L’argomento, per la sua indubbia rilevanza nel mondo del lavoro, ha richiamato l’attenzione degli addetti e degli studiosi già dall’emanazione del citato decreto n. 149, attuativo del Jobs Act ed è stato a suo tempo ampiamente trattato nella Newsletter di Nuovi lavori n. 180/2016, consultabile per i dettagli del caso.

Il tema, legato al frequente contenzioso in sede ispettiva – che il legislatore ha tentato di razionalizzare anche nei tempi – merita, tuttavia, un aggiornamento, alla luce dei profili di tipo operativo immediato, illustrati nella circolare in commento.

L’essenza delle innovazioni apportate – è bene ribadirlo – disegna un nuovo quadro del sistema, secondo il quale:

– non è più ammesso il ricorso avverso le ordinanze-ingiunzioni dell’Ispettorato territoriale del lavoro, fermo restando naturalmente la relativa opposizione presso l’Autorità giudiziaria, nel rispetto dei termini e modalità stabiliti dall’art. 22 della legge n. 689/1981;

– è previsto un nuovo ricorso al direttore della sede territoriale dell’Ispettorato del lavoro avverso gli atti di accertamento degli ufficiali e agenti di polizia giudiziaria diversi dagli ispettori del lavoro. Il termine è di trenta giorni, una volta esaurito quello assegnato per la regolarizzazione con diffida, mentre la decisione va assunta entro sessanta giorni, salvo il silenzio rigetto.
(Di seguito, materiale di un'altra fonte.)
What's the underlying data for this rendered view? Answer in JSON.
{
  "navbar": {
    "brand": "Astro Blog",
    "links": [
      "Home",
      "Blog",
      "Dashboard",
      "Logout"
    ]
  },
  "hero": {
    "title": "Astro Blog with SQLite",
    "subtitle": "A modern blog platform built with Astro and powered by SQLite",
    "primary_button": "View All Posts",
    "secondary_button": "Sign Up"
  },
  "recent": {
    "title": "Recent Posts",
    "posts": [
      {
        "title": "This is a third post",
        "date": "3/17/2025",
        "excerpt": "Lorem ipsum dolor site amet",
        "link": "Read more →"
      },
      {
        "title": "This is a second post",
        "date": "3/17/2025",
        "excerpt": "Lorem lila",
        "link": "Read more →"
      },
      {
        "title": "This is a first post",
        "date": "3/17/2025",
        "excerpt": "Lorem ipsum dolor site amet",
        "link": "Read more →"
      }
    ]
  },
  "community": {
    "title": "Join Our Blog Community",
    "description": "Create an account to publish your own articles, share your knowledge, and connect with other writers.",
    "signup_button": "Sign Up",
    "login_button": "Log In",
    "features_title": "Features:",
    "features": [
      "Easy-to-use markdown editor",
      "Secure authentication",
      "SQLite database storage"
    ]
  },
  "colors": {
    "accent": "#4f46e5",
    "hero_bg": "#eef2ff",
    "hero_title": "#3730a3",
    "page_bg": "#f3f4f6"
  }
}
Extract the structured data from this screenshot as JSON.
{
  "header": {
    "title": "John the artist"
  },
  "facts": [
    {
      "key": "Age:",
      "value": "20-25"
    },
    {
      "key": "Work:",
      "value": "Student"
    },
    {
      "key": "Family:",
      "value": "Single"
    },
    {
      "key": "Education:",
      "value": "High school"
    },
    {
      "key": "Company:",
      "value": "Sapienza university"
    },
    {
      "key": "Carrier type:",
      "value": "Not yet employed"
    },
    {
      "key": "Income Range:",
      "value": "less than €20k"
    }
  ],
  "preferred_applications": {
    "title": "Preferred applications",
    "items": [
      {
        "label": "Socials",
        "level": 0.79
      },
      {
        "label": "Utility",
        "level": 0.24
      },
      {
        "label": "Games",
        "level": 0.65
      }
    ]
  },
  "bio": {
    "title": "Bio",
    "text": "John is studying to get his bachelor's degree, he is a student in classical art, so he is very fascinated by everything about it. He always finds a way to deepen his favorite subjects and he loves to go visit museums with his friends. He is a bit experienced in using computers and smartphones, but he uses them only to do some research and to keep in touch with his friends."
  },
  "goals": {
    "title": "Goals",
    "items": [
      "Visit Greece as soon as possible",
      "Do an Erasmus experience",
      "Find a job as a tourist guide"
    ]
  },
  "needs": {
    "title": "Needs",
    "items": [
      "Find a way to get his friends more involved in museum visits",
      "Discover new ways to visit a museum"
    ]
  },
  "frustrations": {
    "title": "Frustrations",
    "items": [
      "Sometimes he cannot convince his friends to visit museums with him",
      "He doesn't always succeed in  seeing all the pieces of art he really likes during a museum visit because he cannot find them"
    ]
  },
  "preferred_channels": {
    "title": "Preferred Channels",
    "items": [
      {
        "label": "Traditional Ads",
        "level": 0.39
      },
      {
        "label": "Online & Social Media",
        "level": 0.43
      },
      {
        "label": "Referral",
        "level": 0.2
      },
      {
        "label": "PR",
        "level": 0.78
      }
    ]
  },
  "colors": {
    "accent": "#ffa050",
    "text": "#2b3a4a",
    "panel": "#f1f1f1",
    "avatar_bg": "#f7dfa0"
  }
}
La circolare già  citata precisa che, salvo diverse modalità organizzative da adottare successivamente, il ricorso di cui trattasi va indirizzato alla sede dell’Ispettorato territoriale, nel cui ambito sono state accertate le violazioni;

– è opportuno ribadire e sottolineare come la ratio del nuovo gravame, trattandosi di accertatori diversi da quelli propri dell’Ispettorato nazionale, è espressamente individuata nell’obiettivo di garantire l’uniforme applicazione delle disposizioni in materia di lavoro, legislazione sociale, contributiva e assicurativa;

– sempre dal 1° gennaio u.s. non è più consentito il ricorso ex art. 17 del D.lgs n. 124/2004 avverso le ordinanze-ingiunzioni, mentre rimane quello nei confronti degli atti di accertamento dell’Ispettorato nazionale del lavoro, che comprendono anche quelli del personale ispettivo di provenienza dagli Enti previdenziali. L’oggetto del contendere, come è noto, consiste nella sussistenza o qualificazione dei rapporti di lavoro;

– il ricorso di cui trattasi – da presentare entro 30 giorni dalla notifica degli atti di accertamento, con decisione adottabile entro 90 giorni, salvo il silenzio rigetto – va indirizzato al Comitato per i rapporti di lavoro presso le competenti sedi dell’Ispettorato interregionale del lavoro. Secondo la nuova organizzazione, le sedi previste sono quelle di Milano (competenza: Liguria, Lombardia,Piemonte e Valle d’Aosta), Venezia (competenza:Emilia Romagna, Friuli Venezia Giulia, Marche e Veneto), Roma (competenza: Abruzzo, Lazio, Sardegna, Toscana e Umbria), Napoli (competenza:Basilicata, Campania, Calabria,Molise e Puglia);

– appaiono, infine, molto opportune, le precisazioni elaborate in tema di jus superveniens, in funzione della loro immediata operatività nel periodo transitorio tra la vecchia e la nuova disciplina: a) i ricorsi amministrativi – che nella vigenza delle disposizioni sopravvenute, non siano stati ancora decisi ovvero sia trascorso il termine già citato per la decisione – sono da ritenere improcedibili, perchè non più trattabili secondo la precedente normativa; b) i ricorsi amministrativi proposti  dopo il 1° di gennaio u.s. sono, invece, inammissibili, in quanto non previsti dalla nuova disciplina. Nel primo caso, il termine per l’opposizione all’ordinanza-ingiunzione decorre dal 1° di gennaio 2017, perché da tale data cessa l’interruzione dei termini prodotta dalla presentazione del ricorso; nel secondo caso, mancando l’effetto interruttivo del ricorso, il termine per la predetta opposizione decorre dalla data di notificazione dell’ordinanza-ingiunzione; c) va da sé che restano regolati dalle precedenti disposizioni i ricorsi che, alla data di operatività dell’Ispettorato nazionale, risultino definiti, ovvero sia trascorso il termine per il silenzio rigetto, mentre il termine riferito all’impugnazione dell’ordinanza-ingiunzione decorre dalla notificazione dell’esito del ricorso ovvero, in mancanza, dall’esaurimento del termine per la decisione del ricorso stesso.